I left the theater unimpressed as though I had not just seen a movie.
And, judging from my friend's snoring through the middle of
the film (she was obviously not suffering from insomnia), she shared
the same opinion... but to a higher extreme than me.
From
Hell: See above (but I saw this movie on video at home). The
only interesting thing about this movie was the killer's (Jack the
Ripper's) strange dialation of the eyes while he was engaged in
his hobby. That, and Charlton Heston's cameo role as "Prostitute
Victim #4." "Damn you... damn you all From Hell !!!"
Vanilla
Sky: You know that feeling when you're right between sleeping
and waking? Where you separate dream from reality but are not quite
sure of the difference of fact and fantasy at the moment? The feel
of this movie is a lot like that. I really liked this film. Some
confusing moments in the film, but all is explained at the end.
It's one of those movies you need to watch twice.
Thursday,
5/30/02 -
Inflatable
women tell no tales.
Monday,
5/27/02 -Happy
Memories Day
"Memories,
in the corner of my eye, crusty scabby covered memories... of my
pants of fur.
Could
it be that pants were just so simple then, and didn't show a panty
line? If we had the chance to wear them all again... would we...
could we?
Memories..."
Tuesday,
5/21/02 -On
the Road - Part Two
Now,
that's one heck of a bumper sticker! I'm sorry the driver's son
was "killed" by a tractor trailer, but I'm curious as
to why the word "killed" is in quote marks. Well... was
he killed or not? Or is this word just being used in quote marks
as a teaser or some sort of slang, such as "killing" a
fifth of tequila? Also, are these bumper stickers printed up to
honor other "killed" family members, such as MY 3RD COUSIN
ON MY STEPMOTHER'S SIDE WHO LIVES IN KENTUCKY WAS "KILLED"

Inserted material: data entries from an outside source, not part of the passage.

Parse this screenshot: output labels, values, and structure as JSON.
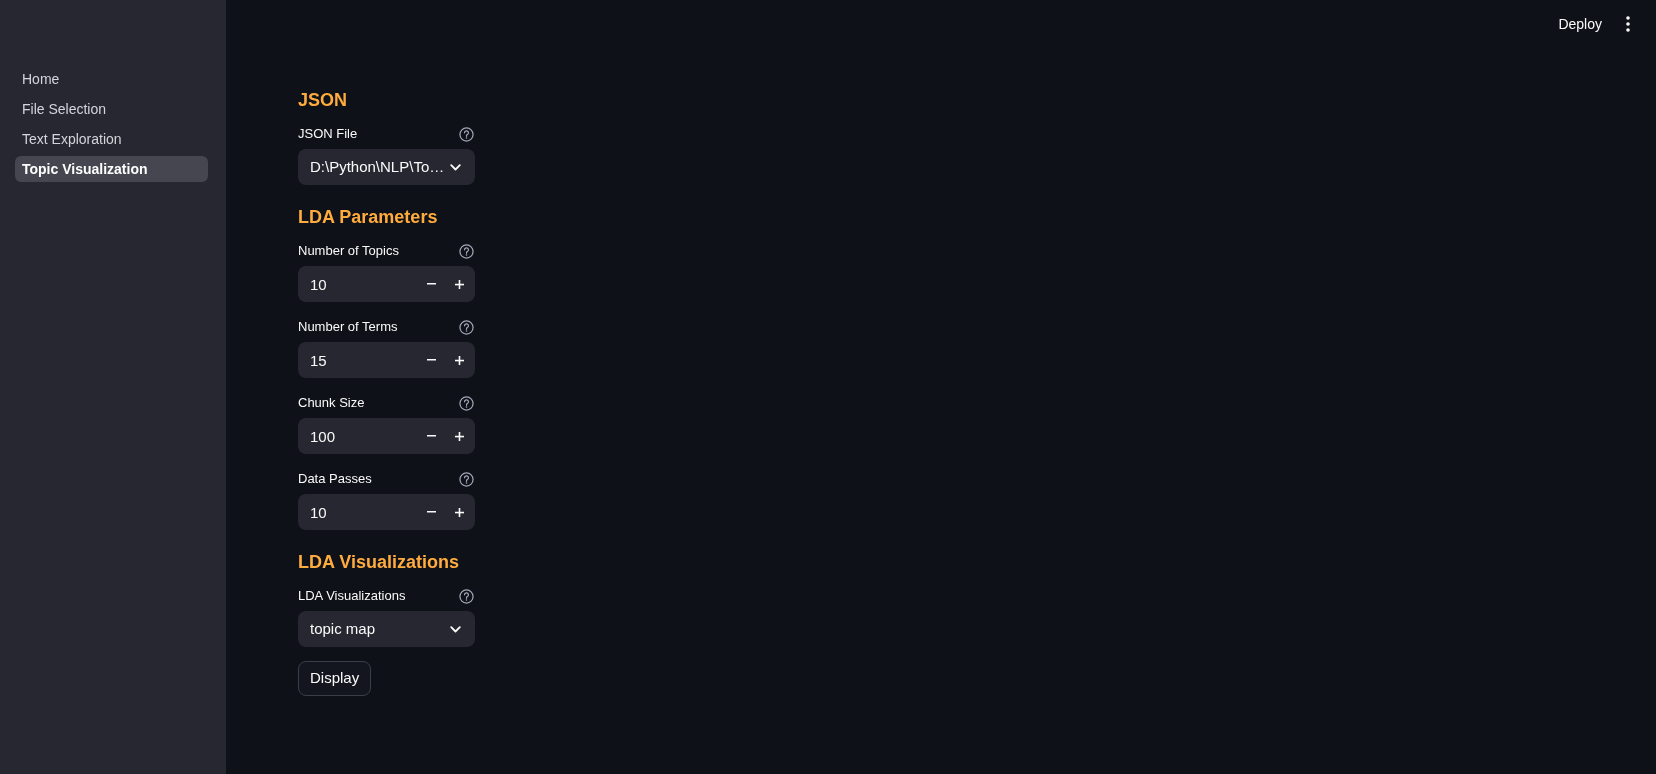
{
  "sidebar": {
    "items": [
      {
        "label": "Home",
        "selected": false
      },
      {
        "label": "File Selection",
        "selected": false
      },
      {
        "label": "Text Exploration",
        "selected": false
      },
      {
        "label": "Topic Visualization",
        "selected": true
      }
    ]
  },
  "header": {
    "deploy": "Deploy"
  },
  "sections": [
    {
      "heading": "JSON",
      "fields": [
        {
          "kind": "select",
          "label": "JSON File",
          "value": "D:\\Python\\NLP\\To…"
        }
      ]
    },
    {
      "heading": "LDA Parameters",
      "fields": [
        {
          "kind": "number",
          "label": "Number of Topics",
          "value": "10"
        },
        {
          "kind": "number",
          "label": "Number of Terms",
          "value": "15"
        },
        {
          "kind": "number",
          "label": "Chunk Size",
          "value": "100"
        },
        {
          "kind": "number",
          "label": "Data Passes",
          "value": "10"
        }
      ]
    },
    {
      "heading": "LDA Visualizations",
      "fields": [
        {
          "kind": "select",
          "label": "LDA Visualizations",
          "value": "topic map"
        }
      ]
    }
  ],
  "display_button": "Display"
}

BY A TRACTOR TRAILER? That would be a really big bumpersticker.
You might even need a trailer behind your car to display that one.
Hey,
I just thought of something, maybe the son wasn't killed by a human
driving the truck... no, I'm not implying that it was being driven
by a chimp ... but maybe it came alive by itself like the machines
did in that Stephen King move, Maximum Overdrive. Just a
thought. Or, going back to the chimp statement, maybe the chimp
from BJ and the Bear did get ahold of the steering wheel
and "killed" this person's son. This could be the start
of a Planet of the Apes, eh? The systematic "killing"
of humans by chimps driving semis resulting in a world dominated
by apes? Frightening thought.
Was
the chimp BJ, or was he The Bear? I can't remember.
Anyway,
I think I know what caused the "killing" and why those
darn trucks drive so fast...
Yep...
the drivers are suffering from overactive bladders. They're driving
like madmen to the next exit ramp because of all that whiskey and
speed they're constantly consuming. They "gotta go, gotta go,
gotta go right now, gotta go, gotta go right now." And if you're
in their way while they're rushing wildly to a restroom ... well,
someone just might get "killed."
Sunday,
5/19/02 -
|
Al
experiences a momentary lapse in dressing skills (He's
wearing a t-shirt as pants and shorts around his head).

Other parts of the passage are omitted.